Thursday 25.1.2018 in Latest Developments in Pakistan Country Page
The climate of impunity in Pakistan has emboldened hostile actors and fostered an increasingly violent environment for human rights defenders. In its July 2017 review of Pakistan, the United Nations Committee on Economic, Social and Cultural Rights expressed grave concern over
"repeated reports of abduction, killings and intimidation of human rights defenders, particularly those fighting for economic, social and cultural rights, allegedly committed in some cases by State agents, including members of military intelligence services”.
On 25th December 2017, Mohammad Ali Shah, chair of the Pakistan Fisherfolk Forum (PFF) and a prominent human rights activist in Sindh province, along with PFF’s Sujawal District President Noor Muhammad, and at least two others were abducted by armed persons allegedly linked to the provincial Fisheries Minister, Muhammad Ali Malkani, and his brother Shaukat Ali Malkani.
The activists were abducted while surveying various lakes in the Sujawal district of Sindh province to assess the extent of the illegal occupation of the lakes.
The abductors ill-treated the activists and forcibly took them to the Provincial Minister’s guesthouse in Shahbander Tehsil, Thatta district where they were detained. Noor Muhammad and two other men were allegedly beaten for four hours. All were subsequently released.
When the activists attempted to register a complaint (First Information Report - FIR) about their abduction and ill-treatment, the local police of Ladyu initially refused to accept it.

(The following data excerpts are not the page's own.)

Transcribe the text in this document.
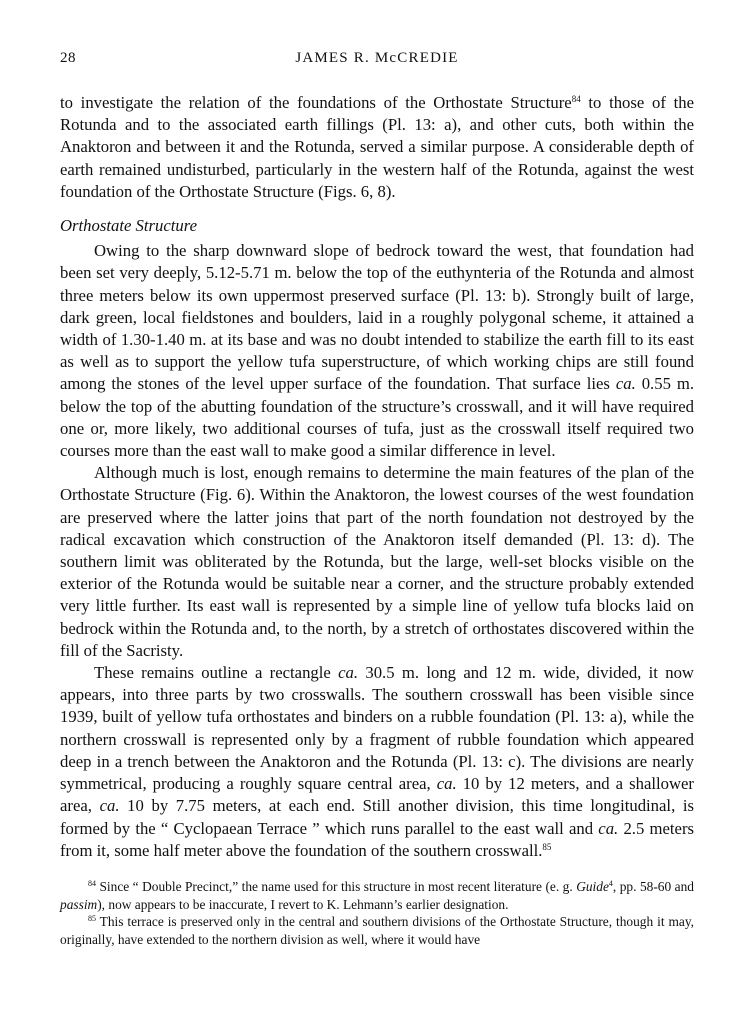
28	JAMES R. McCREDIE

to investigate the relation of the foundations of the Orthostate Structure$^{84}$ to those of the Rotunda and to the associated earth fillings (Pl. 13: a), and other cuts, both within the Anaktoron and between it and the Rotunda, served a similar purpose. A considerable depth of earth remained undisturbed, particularly in the western half of the Rotunda, against the west foundation of the Orthostate Structure (Figs. 6, 8).

Orthostate Structure

Owing to the sharp downward slope of bedrock toward the west, that foundation had been set very deeply, 5.12-5.71 m. below the top of the euthynteria of the Rotunda and almost three meters below its own uppermost preserved surface (Pl. 13: b). Strongly built of large, dark green, local fieldstones and boulders, laid in a roughly polygonal scheme, it attained a width of 1.30-1.40 m. at its base and was no doubt intended to stabilize the earth fill to its east as well as to support the yellow tufa superstructure, of which working chips are still found among the stones of the level upper surface of the foundation. That surface lies ca. 0.55 m. below the top of the abutting foundation of the structure’s crosswall, and it will have required one or, more likely, two additional courses of tufa, just as the crosswall itself required two courses more than the east wall to make good a similar difference in level.

Although much is lost, enough remains to determine the main features of the plan of the Orthostate Structure (Fig. 6). Within the Anaktoron, the lowest courses of the west foundation are preserved where the latter joins that part of the north foundation not destroyed by the radical excavation which construction of the Anaktoron itself demanded (Pl. 13: d). The southern limit was obliterated by the Rotunda, but the large, well-set blocks visible on the exterior of the Rotunda would be suitable near a corner, and the structure probably extended very little further. Its east wall is represented by a simple line of yellow tufa blocks laid on bedrock within the Rotunda and, to the north, by a stretch of orthostates discovered within the fill of the Sacristy.

These remains outline a rectangle ca. 30.5 m. long and 12 m. wide, divided, it now appears, into three parts by two crosswalls. The southern crosswall has been visible since 1939, built of yellow tufa orthostates and binders on a rubble foundation (Pl. 13: a), while the northern crosswall is represented only by a fragment of rubble foundation which appeared deep in a trench between the Anaktoron and the Rotunda (Pl. 13: c). The divisions are nearly symmetrical, producing a roughly square central area, ca. 10 by 12 meters, and a shallower area, ca. 10 by 7.75 meters, at each end. Still another division, this time longitudinal, is formed by the “ Cyclopaean Terrace ” which runs parallel to the east wall and ca. 2.5 meters from it, some half meter above the foundation of the southern crosswall.$^{85}$

$^{84}$ Since “ Double Precinct,” the name used for this structure in most recent literature (e. g. Guide$^4$, pp. 58-60 and passim), now appears to be inaccurate, I revert to K. Lehmann’s earlier designation.

$^{85}$ This terrace is preserved only in the central and southern divisions of the Orthostate Structure, though it may, originally, have extended to the northern division as well, where it would have
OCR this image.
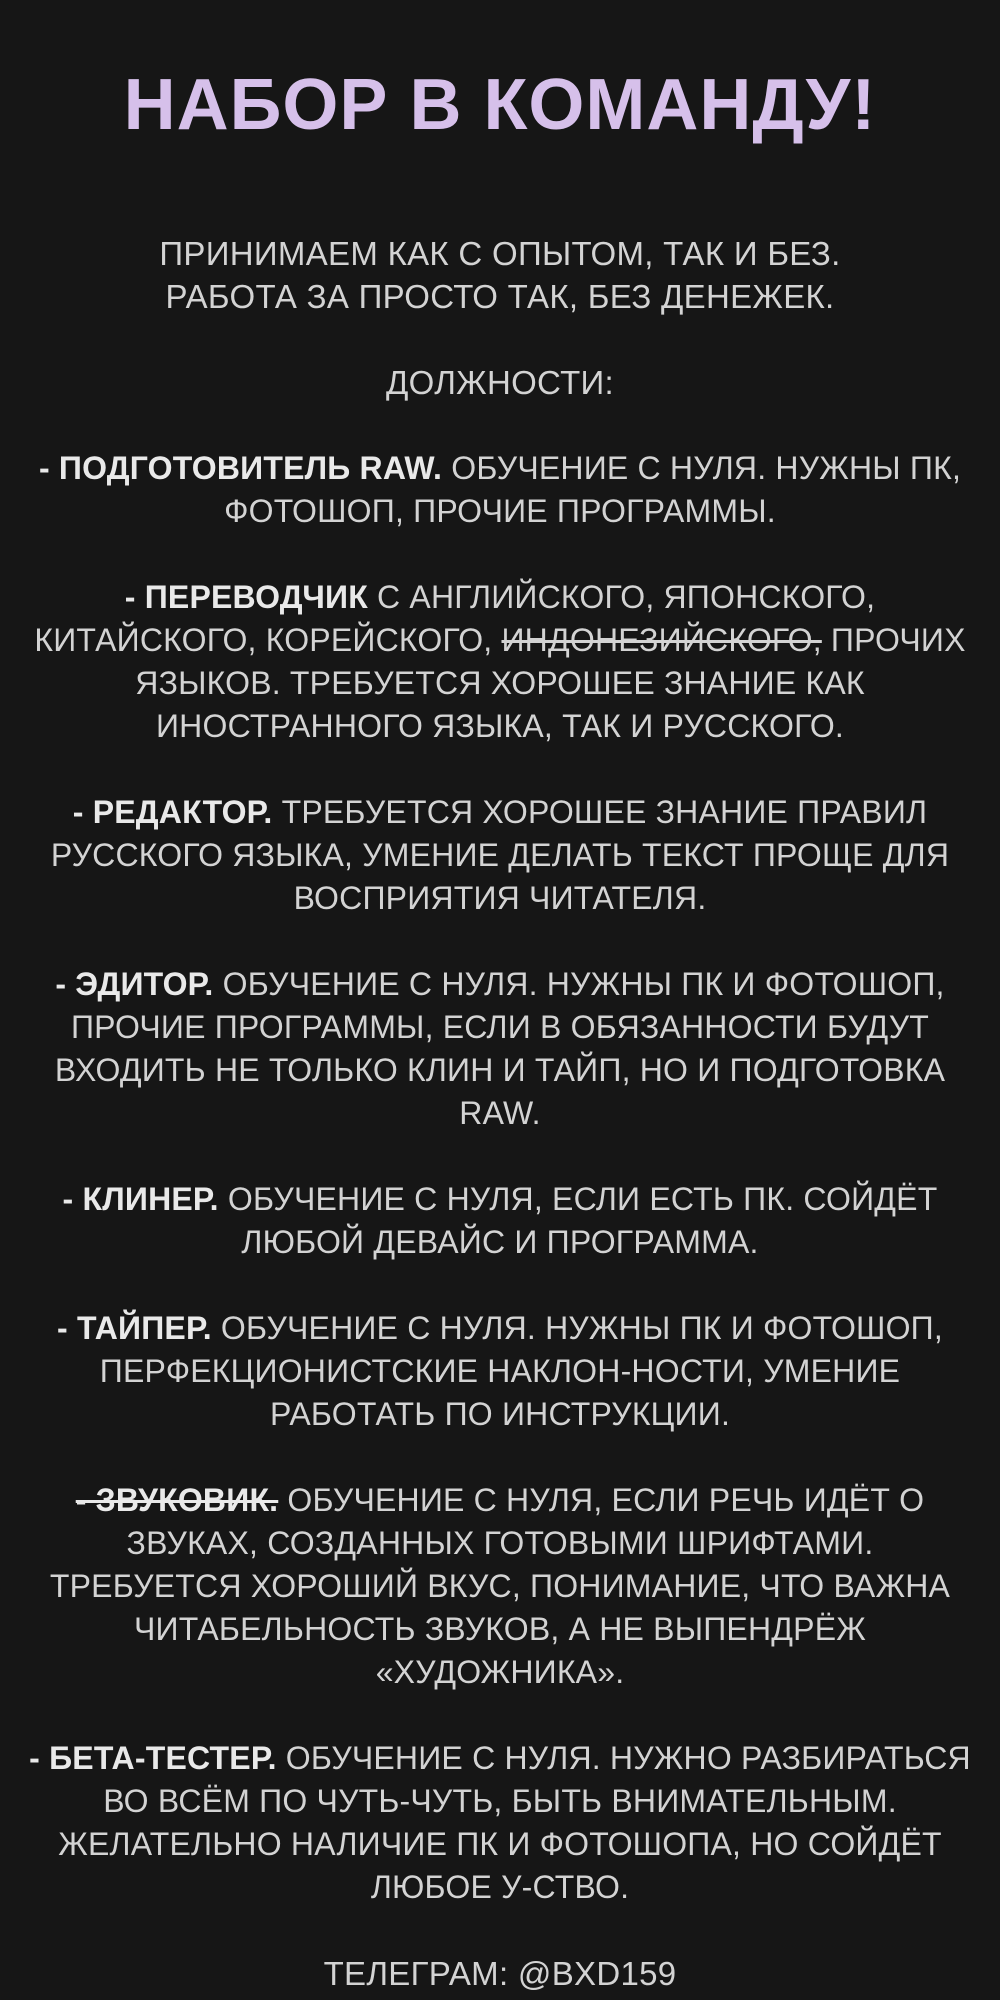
НАБОР В КОМАНДУ!

ПРИНИМАЕМ КАК С ОПЫТОМ, ТАК И БЕЗ.

РАБОТА ЗА ПРОСТО ТАК, БЕЗ ДЕНЕЖЕК.

ДОЛЖНОСТИ:
- ПОДГОТОВИТЕЛЬ RAW. ОБУЧЕНИЕ С НУЛЯ. НУЖНЫ ПК, ФОТОШОП, ПРОЧИЕ ПРОГРАММЫ.
- ПЕРЕВОДЧИК С АНГЛИЙСКОГО, ЯПОНСКОГО, КИТАЙСКОГО, КОРЕЙСКОГО, ИНДОНЕЗИЙСКОГО, ПРОЧИХ ЯЗЫКОВ. ТРЕБУЕТСЯ ХОРОШЕЕ ЗНАНИЕ КАК ИНОСТРАННОГО ЯЗЫКА, ТАК И РУССКОГО.
- РЕДАКТОР. ТРЕБУЕТСЯ ХОРОШЕЕ ЗНАНИЕ ПРАВИЛ РУССКОГО ЯЗЫКА, УМЕНИЕ ДЕЛАТЬ ТЕКСТ ПРОЩЕ ДЛЯ ВОСПРИЯТИЯ ЧИТАТЕЛЯ.
- ЭДИТОР. ОБУЧЕНИЕ С НУЛЯ. НУЖНЫ ПК И ФОТОШОП, ПРОЧИЕ ПРОГРАММЫ, ЕСЛИ В ОБЯЗАННОСТИ БУДУТ ВХОДИТЬ НЕ ТОЛЬКО КЛИН И ТАЙП, НО И ПОДГОТОВКА RAW.
- КЛИНЕР. ОБУЧЕНИЕ С НУЛЯ, ЕСЛИ ЕСТЬ ПК. СОЙДЁТ ЛЮБОЙ ДЕВАЙС И ПРОГРАММА.
- ТАЙПЕР. ОБУЧЕНИЕ С НУЛЯ. НУЖНЫ ПК И ФОТОШОП, ПЕРФЕКЦИОНИСТСКИЕ НАКЛОН-НОСТИ, УМЕНИЕ РАБОТАТЬ ПО ИНСТРУКЦИИ.
- ЗВУКОВИК. ОБУЧЕНИЕ С НУЛЯ, ЕСЛИ РЕЧЬ ИДЁТ О ЗВУКАХ, СОЗДАННЫХ ГОТОВЫМИ ШРИФТАМИ. ТРЕБУЕТСЯ ХОРОШИЙ ВКУС, ПОНИМАНИЕ, ЧТО ВАЖНА ЧИТАБЕЛЬНОСТЬ ЗВУКОВ, А НЕ ВЫПЕНДРЁЖ «ХУДОЖНИКА».
- БЕТА-ТЕСТЕР. ОБУЧЕНИЕ С НУЛЯ. НУЖНО РАЗБИРАТЬСЯ ВО ВСЁМ ПО ЧУТЬ-ЧУТЬ, БЫТЬ ВНИМАТЕЛЬНЫМ. ЖЕЛАТЕЛЬНО НАЛИЧИЕ ПК И ФОТОШОПА, НО СОЙДЁТ ЛЮБОЕ У-СТВО.
ТЕЛЕГРАМ: @BXD159
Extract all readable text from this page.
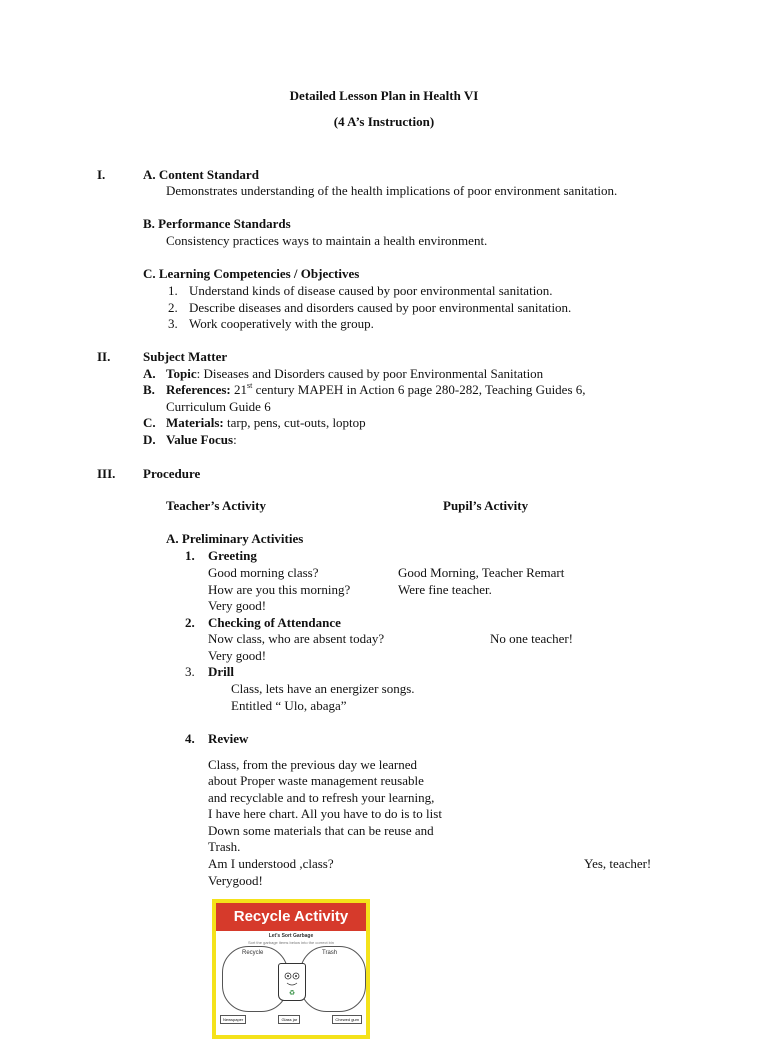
Detailed Lesson Plan in Health VI
(4 A’s Instruction)
I.	A. Content Standard
Demonstrates understanding of the health implications of poor environment sanitation.
B. Performance Standards
Consistency practices ways to maintain a health environment.
C. Learning Competencies / Objectives
1. Understand kinds of disease caused by poor environmental sanitation.
2. Describe diseases and disorders caused by poor environmental sanitation.
3. Work cooperatively with the group.
II.	Subject Matter
A. Topic: Diseases and Disorders caused by poor Environmental Sanitation
B. References: 21st century MAPEH in Action 6 page 280-282, Teaching Guides 6,
Curriculum Guide 6
C. Materials: tarp, pens, cut-outs, loptop
D. Value Focus:
III. Procedure
Teacher’s Activity	Pupil’s Activity
A. Preliminary Activities
1. Greeting
Good morning class?	Good Morning, Teacher Remart
How are you this morning?	Were fine teacher.
Very good!
2. Checking of Attendance
Now class, who are absent today?	No one teacher!
Very good!
3. Drill
Class, lets have an energizer songs.
Entitled “ Ulo, abaga”
4. Review
Class, from the previous day we learned
about Proper waste management reusable
and recyclable and to refresh your learning,
I have here chart. All you have to do is to list
Down some materials that can be reuse and
Trash.
Am I understood ,class?	Yes, teacher!
Verygood!
Recycle Activity
Let's Sort Garbage
Sort the garbage items below into the correct bin
Recycle	Trash
♻
Newspaper	Glass jar	Chewed gum
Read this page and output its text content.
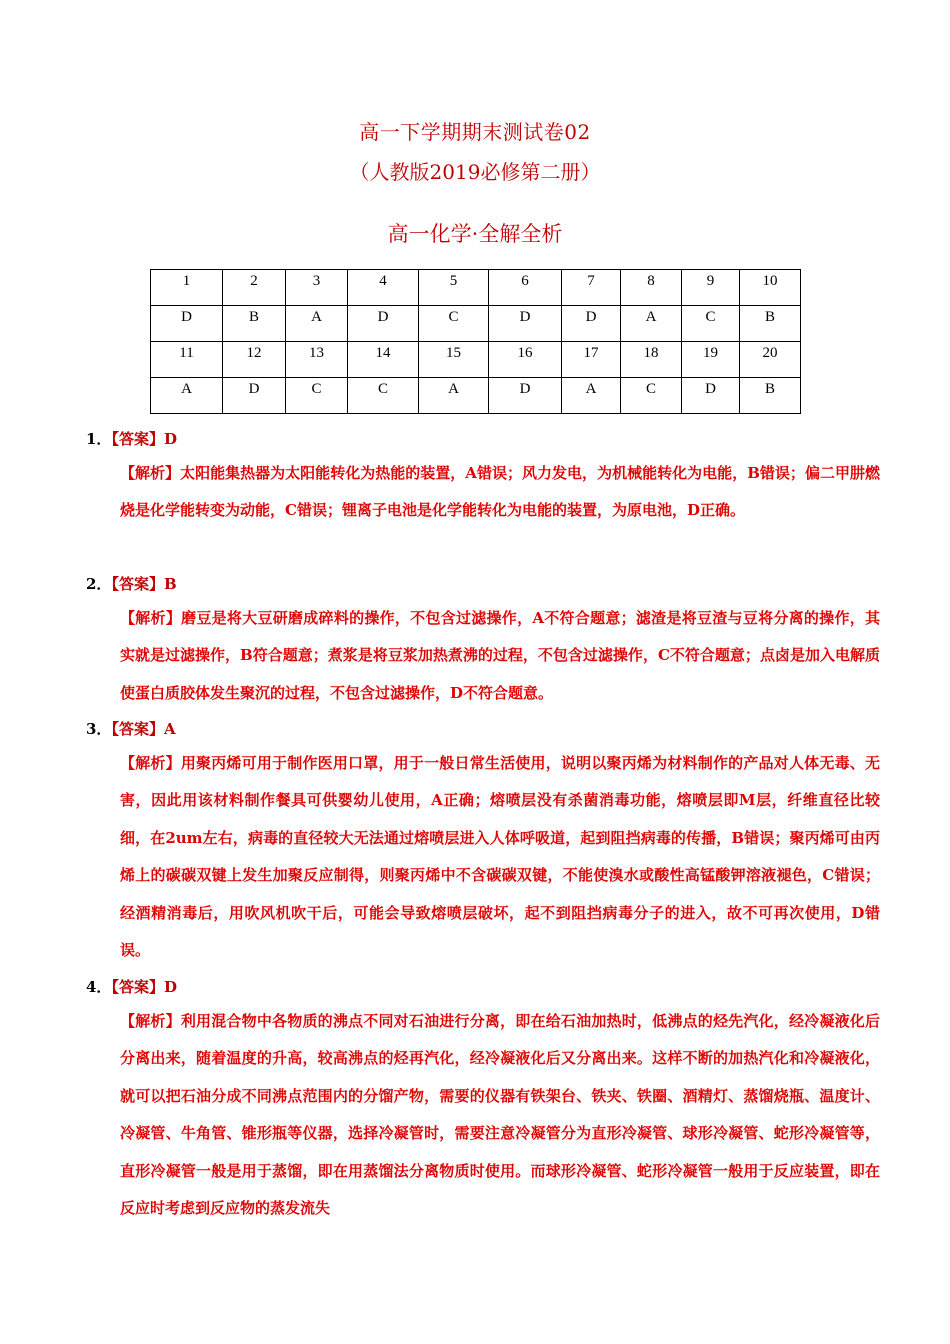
高一下学期期末测试卷02
（人教版2019必修第二册）
高一化学·全解全析
1	2	3	4	5	6	7	8	9	10
D	B	A	D	C	D	D	A	C	B
11	12	13	14	15	16	17	18	19	20
A	D	C	C	A	D	A	C	D	B
1．【答案】D
【解析】太阳能集热器为太阳能转化为热能的装置，A错误；风力发电，为机械能转化为电能，B错误；偏二甲肼燃烧是化学能转变为动能，C错误；锂离子电池是化学能转化为电能的装置，为原电池，D正确。
2．【答案】B
【解析】磨豆是将大豆研磨成碎料的操作，不包含过滤操作，A不符合题意；滤渣是将豆渣与豆将分离的操作，其实就是过滤操作，B符合题意；煮浆是将豆浆加热煮沸的过程，不包含过滤操作，C不符合题意；点卤是加入电解质使蛋白质胶体发生聚沉的过程，不包含过滤操作，D不符合题意。
3．【答案】A
【解析】用聚丙烯可用于制作医用口罩，用于一般日常生活使用，说明以聚丙烯为材料制作的产品对人体无毒、无害，因此用该材料制作餐具可供婴幼儿使用，A正确；熔喷层没有杀菌消毒功能，熔喷层即M层，纤维直径比较细，在2um左右，病毒的直径较大无法通过熔喷层进入人体呼吸道，起到阻挡病毒的传播，B错误；聚丙烯可由丙烯上的碳碳双键上发生加聚反应制得，则聚丙烯中不含碳碳双键，不能使溴水或酸性高锰酸钾溶液褪色，C错误；经酒精消毒后，用吹风机吹干后，可能会导致熔喷层破坏，起不到阻挡病毒分子的进入，故不可再次使用，D错误。
4．【答案】D
【解析】利用混合物中各物质的沸点不同对石油进行分离，即在给石油加热时，低沸点的烃先汽化，经冷凝液化后分离出来，随着温度的升高，较高沸点的烃再汽化，经冷凝液化后又分离出来。这样不断的加热汽化和冷凝液化，就可以把石油分成不同沸点范围内的分馏产物，需要的仪器有铁架台、铁夹、铁圈、酒精灯、蒸馏烧瓶、温度计、冷凝管、牛角管、锥形瓶等仪器，选择冷凝管时，需要注意冷凝管分为直形冷凝管、球形冷凝管、蛇形冷凝管等，直形冷凝管一般是用于蒸馏，即在用蒸馏法分离物质时使用。而球形冷凝管、蛇形冷凝管一般用于反应装置，即在反应时考虑到反应物的蒸发流失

Speaking at a press conference on 16th January 2018, Mohammad Ali Shah claimed that police were trying to cover up the incident. He stated that:
“No action has been taken after registration of the FIR so far and no arrests have been made”.
Mohammad Ali Shah and Noor Muhammad have played a significant role in mobilising the local fishing community to claim their rights. They have organised protests and hunger strikes against the illegal occupation of more than 600 fresh water bodies and lakes by wealthy individuals in positions of authority, thus inhibiting poorer community members who rely on the lakes for fishing from obtaining a livelihood.